The theme of our November conversation will be one about these irreconcilable things that people of faith struggle with all the time. For me, there is no one who has addressed the dilemma more clearly (even if he offers absolutely no satisfactory answer) than Frederick Buechner. From his little book Wishful Thinking:


God is all powerful.
God is all good.
Terrible things happen

You can reconcile any two of these propositions with each other, but you can’t reconcile all three. The problem of evil is perhaps the greatest single problem for religious faith.

There are numerous theological and philosophical attempts to solve it, but when it comes down to the reality of evil itself, they are none of them worth very much. When a child is raped and tortured, the parents are not apt to take much comfort from the explanation (better than most) that since God wants us to love him, we must be free to love and thus to rape and murder a child if we take a notion to.
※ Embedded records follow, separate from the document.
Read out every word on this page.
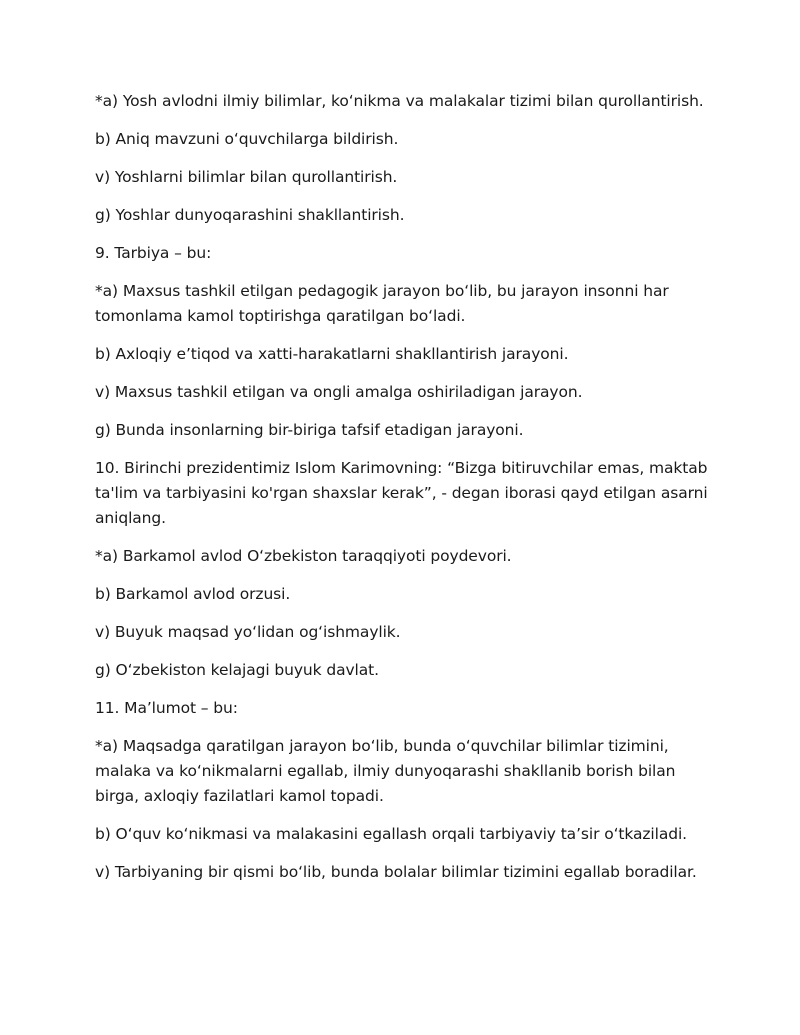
*a) Yosh avlodni ilmiy bilimlar, koʻnikma va malakalar tizimi bilan qurollantirish.

b) Aniq mavzuni oʻquvchilarga bildirish.

v) Yoshlarni bilimlar bilan qurollantirish.

g) Yoshlar dunyoqarashini shakllantirish.

9. Tarbiya – bu:

*a) Maxsus tashkil etilgan pedagogik jarayon boʻlib, bu jarayon insonni har tomonlama kamol toptirishga qaratilgan boʻladi.

b) Axloqiy e’tiqod va xatti-harakatlarni shakllantirish jarayoni.

v) Maxsus tashkil etilgan va ongli amalga oshiriladigan jarayon.

g) Bunda insonlarning bir-biriga tafsif etadigan jarayoni.

10. Birinchi prezidentimiz Islom Karimovning: “Bizga bitiruvchilar emas, maktab ta'lim va tarbiyasini ko'rgan shaxslar kerak”, - degan iborasi qayd etilgan asarni aniqlang.

*a) Barkamol avlod Oʻzbekiston taraqqiyoti poydevori.

b) Barkamol avlod orzusi.

v) Buyuk maqsad yoʻlidan ogʻishmaylik.

g) Oʻzbekiston kelajagi buyuk davlat.

11. Ma’lumot – bu:

*a) Maqsadga qaratilgan jarayon boʻlib, bunda oʻquvchilar bilimlar tizimini, malaka va koʻnikmalarni egallab, ilmiy dunyoqarashi shakllanib borish bilan birga, axloqiy fazilatlari kamol topadi.

b) Oʻquv koʻnikmasi va malakasini egallash orqali tarbiyaviy ta’sir oʻtkaziladi.

v) Tarbiyaning bir qismi boʻlib, bunda bolalar bilimlar tizimini egallab boradilar.
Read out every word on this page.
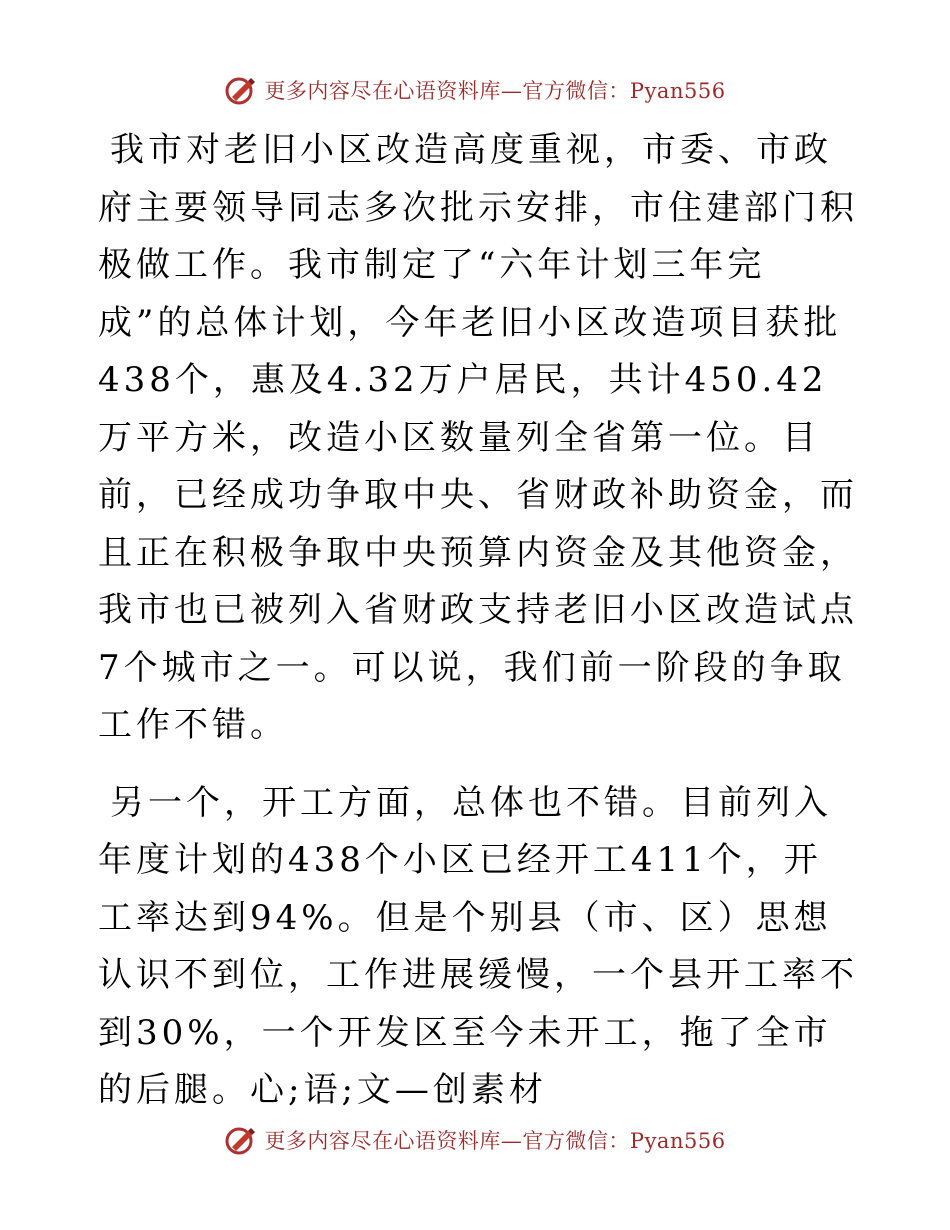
更多内容尽在心语资料库—官方微信：Pyan556

我市对老旧小区改造高度重视，市委、市政府主要领导同志多次批示安排，市住建部门积极做工作。我市制定了“六年计划三年完成”的总体计划，今年老旧小区改造项目获批438个，惠及4.32万户居民，共计450.42万平方米，改造小区数量列全省第一位。目前，已经成功争取中央、省财政补助资金，而且正在积极争取中央预算内资金及其他资金，我市也已被列入省财政支持老旧小区改造试点7个城市之一。可以说，我们前一阶段的争取工作不错。

另一个，开工方面，总体也不错。目前列入年度计划的438个小区已经开工411个，开工率达到94%。但是个别县（市、区）思想认识不到位，工作进展缓慢，一个县开工率不到30%，一个开发区至今未开工，拖了全市的后腿。心;语;文—创素材

更多内容尽在心语资料库—官方微信：Pyan556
Christian Science solves the problem of evil by saying that it does not exist except as an illusion of mortal mind. Buddhism solves in terms of reincarnation and an inexorable law of cause and effect whereby the raped child is merely reaping the consequences of evil deeds it committed in another life.

Christianity, on the other hand, ultimately offers no theoretical solution at all. It merely points to the cross and says that, practically speaking, there is no evil so dark and so obscene – not even this – but that God can turn it to good.


1 comment:

Unknown said...

Popular or mainstream Christianity does however give us Satan to blame for evil. Currently my thoughts on this run to the question of how is this called monotheism if there are many powerful beings running around as opposed to a single all powerful creator.

I also think that Satan appears more often in extra biblical sources than in the Bible itself. So then I ask another question, does society need "Satan" to exist? So that when we are weak, we can blame someone other than ourselves? Remember Flip Wilson and "the devil made me do it"?